Ungheria: tra indifferenza e questione antropologica

Fino a quanto l’uomo non diventerà consapevole del proprio agire e responsabile nei confronti dell’Altro, si proseguirà di cammino di autodistruzione della casa comune.

La proposta cristiana sulla tema della “contaminazione etnica”  ci invita a perseverare nella fedeltà all’uomo, che è responsabilità nei confronti dell’altro, il quale, prima ancora di essere prossimo, è immagine della nostra identità trasfigurata.

Dal “Muro” ai treni “speciali” per immigrati, l’Ungheria continua la sua politica nazionalista e, pur traendo i vantaggi dell’appartenenza all’Unione Europea, si mostra totalmente in contrasto con i suoi principi ispiratori.

Le recenti dichiarazioni del Premier Orban sul rischio della “contaminazione etnica” sollecitano ad una breve riflessione di carattere storico e socio-culturale: che significa vivere l’integrazione tra i popoli, se si infanga la dignità dei singoli?

L’UE, nata per affermare la pace e promuovere i diritti umani, all’indomani della Seconda Guerra Mondiale, dei totalitarismi, dei genocidi, non interviene per sanzionare questa politica, che ricorda la Realpolitik di Göring.

La notizia è stata riportata dalle agenzie di stampa, non vi sono dichiarazioni dei Grandi della Terra, né l’Alto Commissariato per i rifugiati, né l’Alto Rappresentante dell’UE per gli affari esteri hanno disposto inchieste o irrogato sanzioni.

Perché?

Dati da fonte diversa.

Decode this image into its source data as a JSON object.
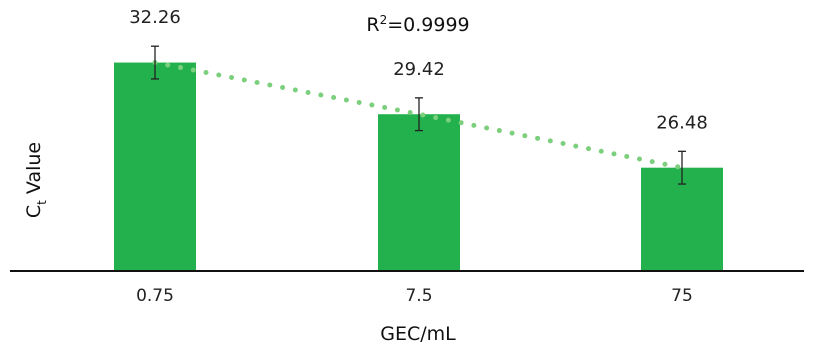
{
  "chart_data": {
    "type": "bar",
    "annotation": {
      "r_label": "R",
      "superscript": "2",
      "value_text": "=0.9999"
    },
    "xlabel": "GEC/mL",
    "ylabel": {
      "main": "C",
      "subscript": "t",
      "suffix": "Value"
    },
    "categories": [
      "0.75",
      "7.5",
      "75"
    ],
    "values": [
      32.26,
      29.42,
      26.48
    ],
    "data_labels": [
      "32.26",
      "29.42",
      "26.48"
    ],
    "error": [
      0.9,
      0.9,
      0.9
    ],
    "trendline": {
      "style": "dotted",
      "color": "#7ccf7c"
    },
    "ylim": [
      20.8,
      33.5
    ],
    "colors": {
      "bar": "#22b14c",
      "axis": "#111111",
      "errorbar": "#222222"
    },
    "grid": false,
    "legend": "none"
  }
}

Non siamo forse davanti a palesi violazioni della Carta dei Diritti Umani?

Spero di sbagliarmi, ma ciò è sintomo di un ricorso storico devastante: l’Europa torna ad essere focolaio di tensioni non con l’esterno, ma all’interno dei medesimi Stati; stiamo cercando disperatamente un casus belli per sfogare le pulsioni sociali e, creando un nemico straniero, la situazione pare comporsi.

A testimonianza di quanto affermo, mi limito a riportare le parole del Primo Ministro Orban: “I profughi contribuiscono a far prosperare terrorismo, disoccupazione e criminalità e […] a far perdere l’identità europea”; più che un discorso da Premier, sembra una delle tante invettive che formano il leitmotiv del pensiero comune.

È giusto, la sicurezza nazionale, l’economia interna, la razionalizzazione dell’accoglienza sono presupposti imprescindibili dell’azione statale, cionondimeno, è di primaria importanza la tutela delle minoranze, la cooperazione per un processo di interrelazione tra popoli, in un perenne dialogo di identità.

Risuonano le parole di Papa Francesco, contenute nell’omelia del viaggio apostolico a Lampedusa, “Ci siamo abituati alla sofferenza dell’altro, non ci riguarda, non ci interessa, non è affare nostro! Ritorna la figura dell’Innominato di Manzoni. La globalizzazione dell’indifferenza ci rende tutti innominati, responsabili senza nome e senza volto”: mentre la finalità del “Muro”, dell’espulsione sistematica dei profughi, senza alcuna garanzia giuridica, sembra essere la tutela dell’identità nazionale, il risultato finale è la perdita del proprio essere per…

L’Ungheria, l’UE, il nostro tempo stanno divenendo innominati, dispersi nei meandri dell’autoreferenzialità del contingente, proiettati verso la ricerca del profitto fine a se stesso.

Quale risposta, dunque, al “muro” materiale e spirituale, che si sta ergendo tra i popoli, per “demarcare le differenze particolari, nell’indifferenza verso il prossimo”?

La soluzione non può essere solamente giuridica o politica: serve una nuova antropologia, un’antropo-sostenibilità, secondo il magistero delle encicliche Laudato si’ e Caritas in veritate.

Anzi, si vedono già le prime crepe del nostro oikos, a causa della perdita del senso del bene comune, frammentato secondo le mire geo-socio-politiche dei più forti.